I simulated a system with silicon dioxide and water, where a cluster of cylindrical water molecules was initially placed on the surface of silicon dioxide. The silicon dioxide was modeled using Emami et al.'s force field (https://pubs.acs.org/doi/10.1021/cm500365c), while water was modeled using the SPC/fw model. When I used the command ‘special_bonds 0 0 1’, the water molecules quickly dispersed and then gradually recondensed. However, when changed to ‘special_bonds 0 0 0’, the water molecules remained clustered. This suggests that the ‘special_bonds’ command altered the interactions between silicon dioxide and water or among the water molecules. This seems anomalous to me because ‘special_bonds’ should only affect interactions between directly or indirectly bonded atoms. Where might my understanding have gone wrong? I have attached my code below and upload the data file.
Q4_1000water.data (4.5 MB)

boundary p p p

units real
atom_style full

pair_style lj/cut/coul/long 12
bond_style harmonic
angle_style harmonic
pair_modify mix arithmetic

read_data Q4_1000water.data

group water type 5 6
group sio2 type 1 2 3 4

kspace_style pppm 1e-6

special_bonds lj/coul 0 0 1

velocity all create 298.15 85417 dist gaussian

fix 1 all nvt temp 298.15 298.15 $(100*dt)

timestep 1
thermo 1000
dump 1 all custom 1000 Q4_1000water.dump id type x y z vx vy vz
run 3000000

Thanks a lot for any help.

Jianghui

Your initial structure has rather high potential energy, so you should start your run with a minimization.

When you change the special_bonds setting, you significantly change the force field for your SiO2 slab. Even though you don’t have explicit dihedral interactions, changing special_bonds will exclude the 1-4 neighbors from the non-bonded computation. You can see the difference from the significantly higher pressure and the fact that the slab will buckle.

Thank you

After relaxing the system with ‘special_bonds 0 0 0’ before running it, I observed similar results to those with ‘special_bonds 0 0 1.’

Upon testing various scenarios, I’ve concluded that the issue doesn’t lie in the alteration of the ‘special_bonds’ setting but rather in the distinct temperature control effects among different systems. For instance, using the command:

fix 1 all nvt temp 298.15 298.15 $(100*dt)

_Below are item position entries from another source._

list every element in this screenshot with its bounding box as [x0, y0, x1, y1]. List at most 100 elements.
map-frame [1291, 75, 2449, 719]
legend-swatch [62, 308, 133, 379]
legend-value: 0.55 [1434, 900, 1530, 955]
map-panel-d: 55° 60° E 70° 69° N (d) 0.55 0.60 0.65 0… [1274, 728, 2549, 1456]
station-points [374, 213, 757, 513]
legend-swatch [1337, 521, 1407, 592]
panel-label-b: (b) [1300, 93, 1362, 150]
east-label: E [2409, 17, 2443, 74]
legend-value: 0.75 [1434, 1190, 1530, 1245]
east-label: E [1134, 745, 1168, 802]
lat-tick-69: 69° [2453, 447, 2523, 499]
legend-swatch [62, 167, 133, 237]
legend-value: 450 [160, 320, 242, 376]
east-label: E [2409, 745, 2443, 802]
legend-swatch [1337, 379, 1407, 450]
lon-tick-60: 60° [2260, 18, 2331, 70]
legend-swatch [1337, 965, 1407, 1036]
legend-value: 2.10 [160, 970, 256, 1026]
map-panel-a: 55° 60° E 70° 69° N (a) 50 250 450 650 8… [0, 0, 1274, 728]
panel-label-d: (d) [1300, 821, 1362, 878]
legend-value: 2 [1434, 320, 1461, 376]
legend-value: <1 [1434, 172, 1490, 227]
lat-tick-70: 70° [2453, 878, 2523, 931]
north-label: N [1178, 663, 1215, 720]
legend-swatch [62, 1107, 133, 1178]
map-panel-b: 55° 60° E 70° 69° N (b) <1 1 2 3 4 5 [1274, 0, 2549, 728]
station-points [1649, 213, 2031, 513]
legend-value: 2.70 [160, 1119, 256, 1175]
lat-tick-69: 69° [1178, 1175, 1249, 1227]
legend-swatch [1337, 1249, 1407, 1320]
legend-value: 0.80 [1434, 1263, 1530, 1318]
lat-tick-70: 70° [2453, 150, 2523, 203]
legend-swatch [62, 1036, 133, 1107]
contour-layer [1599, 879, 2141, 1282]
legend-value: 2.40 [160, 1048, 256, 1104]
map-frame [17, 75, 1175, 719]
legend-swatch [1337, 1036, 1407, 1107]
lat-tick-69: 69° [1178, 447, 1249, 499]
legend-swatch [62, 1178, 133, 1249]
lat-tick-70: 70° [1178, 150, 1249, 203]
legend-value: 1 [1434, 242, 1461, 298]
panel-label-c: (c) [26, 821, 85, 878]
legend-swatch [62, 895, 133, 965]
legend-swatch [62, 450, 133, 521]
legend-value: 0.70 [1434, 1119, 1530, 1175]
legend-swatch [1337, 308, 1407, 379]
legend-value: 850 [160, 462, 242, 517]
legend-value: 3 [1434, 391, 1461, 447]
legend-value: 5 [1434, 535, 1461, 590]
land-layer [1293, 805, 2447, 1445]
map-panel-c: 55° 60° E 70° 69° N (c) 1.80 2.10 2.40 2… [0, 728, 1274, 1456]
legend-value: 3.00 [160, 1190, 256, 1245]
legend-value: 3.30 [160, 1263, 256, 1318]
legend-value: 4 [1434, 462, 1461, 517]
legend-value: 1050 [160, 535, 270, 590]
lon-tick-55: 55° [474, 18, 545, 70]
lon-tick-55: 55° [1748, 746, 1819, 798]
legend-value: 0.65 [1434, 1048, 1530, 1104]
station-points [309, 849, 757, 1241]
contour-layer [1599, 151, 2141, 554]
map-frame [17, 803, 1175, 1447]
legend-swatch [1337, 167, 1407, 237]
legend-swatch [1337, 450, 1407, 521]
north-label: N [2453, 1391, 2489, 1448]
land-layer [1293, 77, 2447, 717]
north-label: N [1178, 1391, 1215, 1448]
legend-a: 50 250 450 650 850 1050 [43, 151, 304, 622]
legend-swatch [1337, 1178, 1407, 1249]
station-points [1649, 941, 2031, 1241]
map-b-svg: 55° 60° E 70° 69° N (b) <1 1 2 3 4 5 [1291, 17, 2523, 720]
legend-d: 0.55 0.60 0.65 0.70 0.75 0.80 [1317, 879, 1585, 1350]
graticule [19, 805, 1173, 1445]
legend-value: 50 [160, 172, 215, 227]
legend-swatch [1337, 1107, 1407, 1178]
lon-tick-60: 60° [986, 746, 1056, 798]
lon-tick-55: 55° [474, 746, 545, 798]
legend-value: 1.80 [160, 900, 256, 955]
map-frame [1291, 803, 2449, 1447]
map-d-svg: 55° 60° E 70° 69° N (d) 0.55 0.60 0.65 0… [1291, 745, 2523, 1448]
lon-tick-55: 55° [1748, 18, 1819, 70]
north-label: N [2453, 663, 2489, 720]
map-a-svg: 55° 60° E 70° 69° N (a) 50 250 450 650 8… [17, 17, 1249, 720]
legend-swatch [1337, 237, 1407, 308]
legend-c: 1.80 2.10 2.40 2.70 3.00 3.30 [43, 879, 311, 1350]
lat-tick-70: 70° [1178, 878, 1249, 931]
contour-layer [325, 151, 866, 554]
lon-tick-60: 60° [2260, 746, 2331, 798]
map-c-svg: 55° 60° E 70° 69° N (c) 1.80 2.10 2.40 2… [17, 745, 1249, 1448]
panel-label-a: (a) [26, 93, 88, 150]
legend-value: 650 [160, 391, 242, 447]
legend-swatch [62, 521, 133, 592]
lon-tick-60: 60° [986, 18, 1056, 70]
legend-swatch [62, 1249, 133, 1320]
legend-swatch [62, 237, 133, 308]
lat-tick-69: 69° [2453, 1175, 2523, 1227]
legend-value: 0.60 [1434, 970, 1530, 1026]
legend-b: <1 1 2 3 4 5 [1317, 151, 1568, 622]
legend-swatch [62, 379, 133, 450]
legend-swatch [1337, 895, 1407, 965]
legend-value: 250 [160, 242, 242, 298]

Resulted in the silicon dioxide reaching temperatures below 200 K initially, while the water’s temperature exceeded 1,000 K.

However, by employing the following commands:

fix 1 water nvt temp 298.15 298.15 $(100*dt)

fix 2 sio2 nvt temp 298.15 298.15 $(100*dt)

The temperature control was effective, and the water molecules ceased their dispersion, aligning with my expectations. My confusion has been resolved.